Billaud earned a master of arts in music from Radford University in 1997 along with the university’s Award for Exemplary Performance and remained there to teach music appreciation, class piano, and piano lessons. In 1999, she came to New River Community College as an adjunct instructor in music appreciation. In January 2004, she became a full-time instructor, later an assistant professor and in 2010 associate professor teaching music history and music appreciation. During this time, she also recorded three piano performance CD’s: “Louise Billaud,” “From Bartók to the Popol Vuh,” and “Passion,” all under the guidance and direction of her husband who had retired from performing due to a serious muscle tear in his right shoulder area acquired while playing handball with their son.

Louise Billaud says, “I am forever indebted to my husband for having shared his gifts and talents with me.”

Along with teaching at NRCC, Billaud has also produced a lecture-recital DVD which was recorded live at the college. Entitled “Mazeppa,” it is about the Ukrainian hero and his impact on the fusion of art, literature, history, politics, and music in nineteenth century Paris. A copy of this DVD has been sent by NRCC to every community college and university library in the Commonwealth of Virginia.

Billaud earned her Doctor of Musical Arts degree in music education from Boston University.
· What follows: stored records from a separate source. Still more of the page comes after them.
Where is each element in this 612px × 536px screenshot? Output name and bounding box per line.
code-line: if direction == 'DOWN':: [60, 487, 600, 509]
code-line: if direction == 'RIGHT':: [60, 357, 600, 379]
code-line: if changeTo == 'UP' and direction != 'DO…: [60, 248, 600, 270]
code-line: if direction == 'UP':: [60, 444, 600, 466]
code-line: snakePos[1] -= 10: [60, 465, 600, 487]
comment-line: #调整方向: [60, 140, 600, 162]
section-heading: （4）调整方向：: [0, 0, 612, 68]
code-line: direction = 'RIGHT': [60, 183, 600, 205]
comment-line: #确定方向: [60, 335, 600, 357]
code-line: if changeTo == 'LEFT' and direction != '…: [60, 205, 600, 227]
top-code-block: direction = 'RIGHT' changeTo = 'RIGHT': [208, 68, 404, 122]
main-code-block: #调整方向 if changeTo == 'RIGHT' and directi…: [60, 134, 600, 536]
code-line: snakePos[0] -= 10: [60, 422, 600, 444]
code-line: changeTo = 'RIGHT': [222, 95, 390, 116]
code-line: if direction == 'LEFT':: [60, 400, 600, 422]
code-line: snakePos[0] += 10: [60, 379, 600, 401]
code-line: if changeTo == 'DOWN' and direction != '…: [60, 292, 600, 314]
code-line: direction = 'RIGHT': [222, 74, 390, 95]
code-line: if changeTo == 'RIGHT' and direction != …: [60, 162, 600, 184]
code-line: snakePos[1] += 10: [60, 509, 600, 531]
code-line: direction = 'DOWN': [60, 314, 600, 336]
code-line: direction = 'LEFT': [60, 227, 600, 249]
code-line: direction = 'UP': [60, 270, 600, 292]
Her research focused on promoting participation beyond the classroom for those who discontinue music participation after high school graduation or for those who seek to begin at a later entry point in life.

While her degree took her into another area of music involvement and research, her heart remains firmly entrenched in broadening the horizons of her students at New River Community College. She says, “I’m here at New River Community College because I want to have an impact on people and influence their lives in a positive manner. If I can get my students, even for just a moment, to take a look outside the box and immerse themselves in something they have never envisioned before, then they can experience the world more deeply and even learn more about themselves.”

Revised and updated from the NRCC 2008 summer catalog.